Un couple aux abois

A bout de nerfs, Chantal Cléro et Yann Lainé sont face à la solution de dernier recours: le financement participatif pour une expertise judiciaire estimée à 15000€. Victimes de mérule dans un appartement qu’ils ont acquis en mars 2017, ils ont raclé les fonds de tiroir, emprunté ce qu’ils pouvaient à leurs familles aux revenus modestes. « Entre les frais d’avocat, d’huissier, les frais d’expertises et le montant des travaux d’urgence pour sortir du péril imminent, nous avons déjà dû débourser 19000€ », retracent-ils d’une même voix, serrant des coudes pour ne pas vriller.

« C’est très délicat d’en arriver là, d’avoir à étaler sa vie dans les moindres détails », confie-t-elle. Et lui de soupirer qu’ils n’en peuvent plus. « Faut parfois que je sorte pour ne pas péter un plomb devant Gaby. Chantal fait tout pour préserver notre cellule familiale mais on est sur le fil. » Malgré les efforts, la petite famille trinque, vacille. Plus rien de zen pour leur petite fille de 5 ans, dans cette acquisition qui les ronge à mesure que le champignon dévore tout.

David contre Goliath

Confortés par des diagnostics immobiliers sains lors de leur achat – « ils ne mentionnent aucunement la présence du champignon lignivore » -, c’est en allant jeter du bois à la déchetterie au mois de juin 2017 qu’on laisse entendre à Yann que son bois est mérulé. En se renseignant sur internet, l’inquiétude grandit. Bondit. Deux mois plus tard, l’ampleur des dégâts est constatée par un expert devant huissier. Une procédure judiciaire sera aussitôt engagée à l’encontre de trois parties.

Le début d’une guerre pour eux. Un contentieux parmi tant d’autres, auxquels font de plus en plus face les tribunaux de grande instance (TGI) de Bretagne. Pour tous les particuliers touchés par ce fléau, c’est David contre Goliath, le combat devant l’omerta. Plutôt que d’endiguer, on étouffe sciemment l’affaire. « Quand la Direction départementale des territoires et de la mer (DDTM) adresse un courrier à tous les maires du Finistère pour recenser les cas de mérule et obtient un taux de retour de 3%, il y a un problème », affirme Yann Lainé. Un mot pour le moins blacklisté, qui viendrait entacher la santé économique d’une ville. Car sans achat, c’est tout un système qui s’effondre.

Les villes, pour leur part, veulent accueillir de nouveaux arrivants pour toutes les contributions qui gravitent autour d’une installation. Mais c’est aussi tout le business de l’immobilier qui trinquerait en termes d’emploi et d’argent. Et cela va sans dire que la mérule elle-même est tout bonnement synonyme de travail pour les artisans. Une véritable manne financière dévastant les propriétaires qui ont eu le malheur de rêver.

Alors on se dit que la profession de diagnostiqueur encadre et protège! Oui mais non. Très aléatoire, la méthodologie laisse franchement à désirer. Sur le feuillet correspondant à un tout autre état parasitaire, est mentionné ce qui suit: « Il est à noter que les plénums des plafonds, les parties situées entre les planchers, les cloisons de doublage et les éléments encoffrant ne peuvent être visités que par sondage destructif ».

Plus bas, l’examen détaillé de la présence éventuelle de champignons lignivores fait état de la mention « non examiné » pour les sols, murs, plafonds, et rempants.
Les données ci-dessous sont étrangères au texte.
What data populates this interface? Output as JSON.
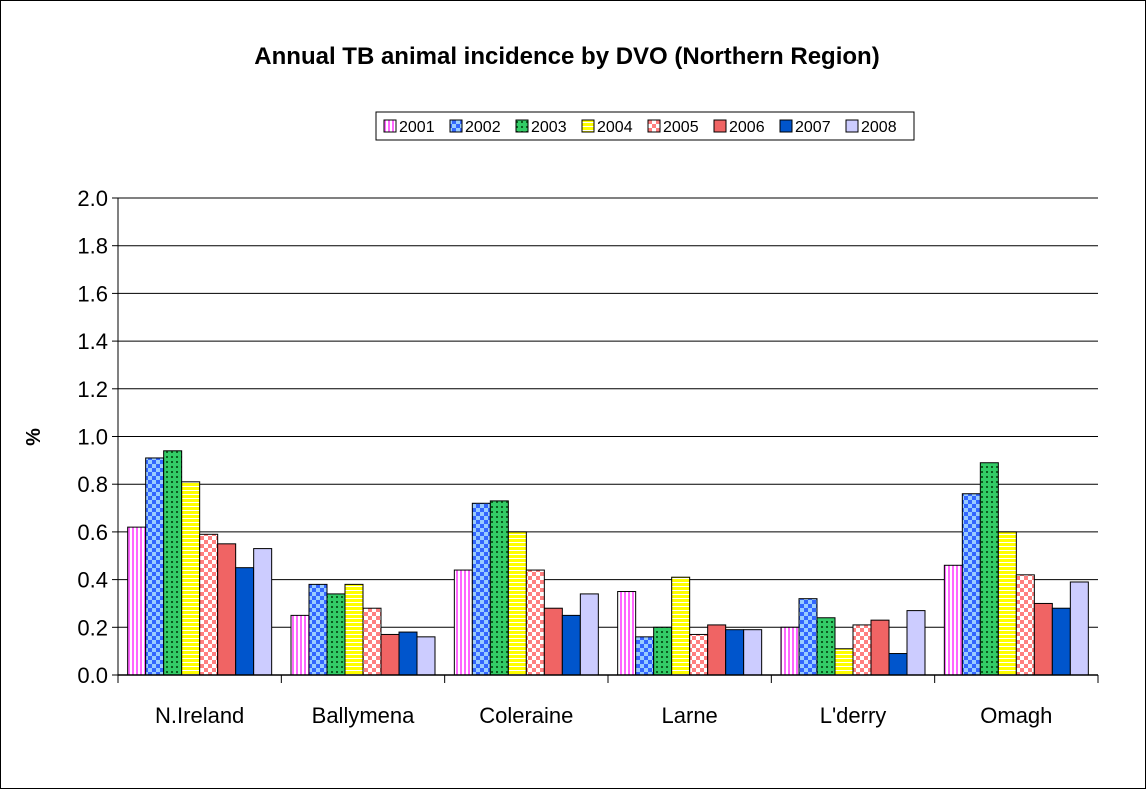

Aléatoire, on vous disait… Mais certains diagnostiqueurs, eux-mêmes, le déplorent. A quand une réglementation plus stricte? Toujours est-il que le décret de la loi ALUR publié en 2015 obligeant d’une part les propriétaires concernés à informer leur mairie de la présence du champignon dans leur habitation, et d’autre part les mairies à faire remonter les signalements en préfecture, est encore loin d’être appliqué.

Mais pour Chantal Cléro et Yann Lainé, il s’agit désormais de regarder devant, sortir la tête de l’eau, d’affronter, obtenir gain de cause et un dédommagement à hauteur des sommes faramineuses que représente cette calamité. Car entre le traitement, les déposes et les reposes, ce sont des travaux d’envergure qui devront être entrepris dans cette habitation du XIXè siècle. 100 000? 300 000 euros? « Pas moins de cinq zéros », affirment le propriétaires des lieux, dézingués avant que ne le soit leur maison.